From here we hardly needed the waymarkers to get to our next stop. The Cairns of Warehouse were clearly visible ahead of us on top the hill, backlit by the sun. It looked a rough old climb, but the big bouncy dog was full of energy, so I allowed him go first and let him pull me up the steep bits!

The Cairns of Warehouse are the oldest relics on the Trail, being Neolithic and dating from around 3800BC. They were excavated over a century ago, and burial remains were found. The small cairns on top are later additions, and it has been suggested that these were navigational aids for the sailing ships and fishermen, before the advent of lighthouses. On top of the next rise is a standing stone erected in the early 1800s by estate workers, to mark the highest point on the boundary of the Thrumster Estate.

The views from here on top of the hill are vast – or at least they would be on a day when the haar wasn’t still hugging the coast. Never the less, we could see for miles. But the heat of the sun and the climb up the hill had taken their toll. My furry friend drank a few gallons from a peaty burn, then we sat a while on the shady side of the largest cairn. I watched a kestrel hover overhead, as I too quenched my thirst.

As we followed the markers north from here, we passed through what are assumed to be the remains of an Iron Age Hill Fort, although it has never been excavated. The path now runs along a long ridge, and although we were little more than halfway around the trail, we could look down over where we had been. The hut circles seemed clearer from this vantage point, and the loch sparkled behind the broch.

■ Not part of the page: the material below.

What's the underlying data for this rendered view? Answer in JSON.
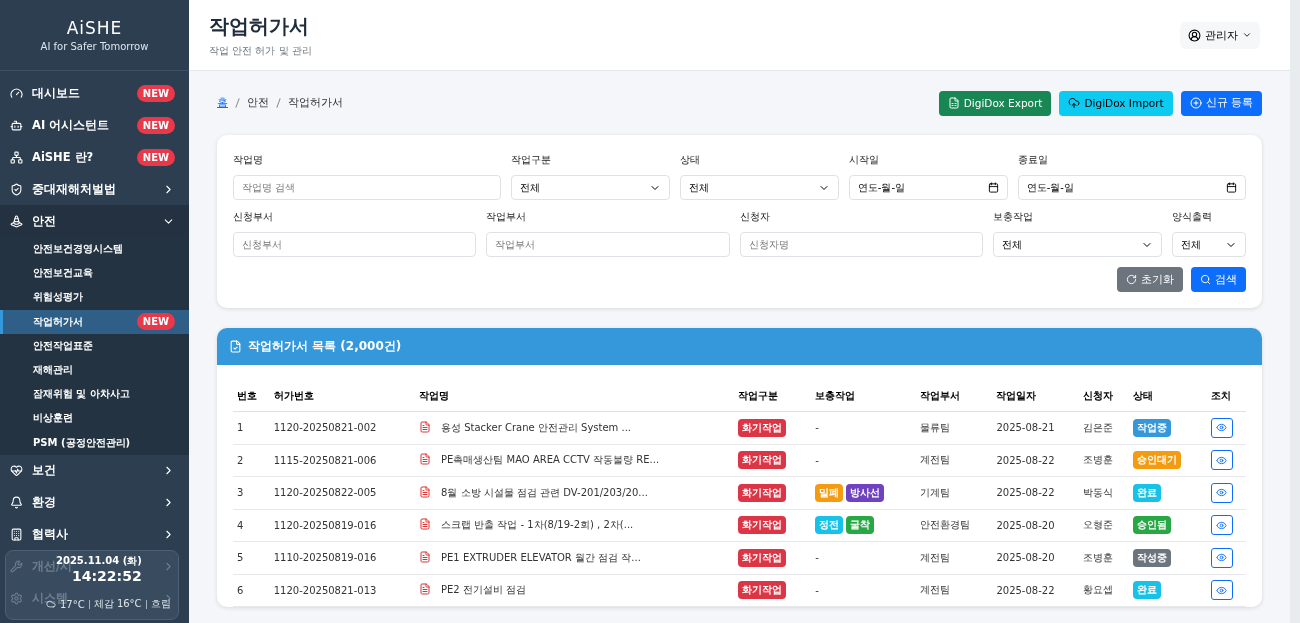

Eventually we reached the first of the two Long Cairns. These are probably about a thousand years younger than the Warehouse Cairns. The South Cairn appears originally to have been a Round Cairn, which was then extended. The entrance passage, which can be seen clearly at the eastern end, would have been blocked up, and only opened on the occasion of a burial. A little further on is the North Cairn. Excavations here revealed a burial cist and Bronze Age pottery, confirming that these cairns were used continuously for burial rituals over many centuries.

Looking down the hill from here to the broch, a thought struck me. The broch’s inhabitants, all those years ago, must have looked up this hill and, like me, wondered about these cairns, for by then they were already 3,000 years old!

We dropped down the short, steep slope to the car park, and as we prepared to leave, I asked the big bouncy dog when was the last time he’d walked through 5,000 years of history in the space of a mere three hours.

He didn’t reply, of course. He was already in a deep, contented sleep.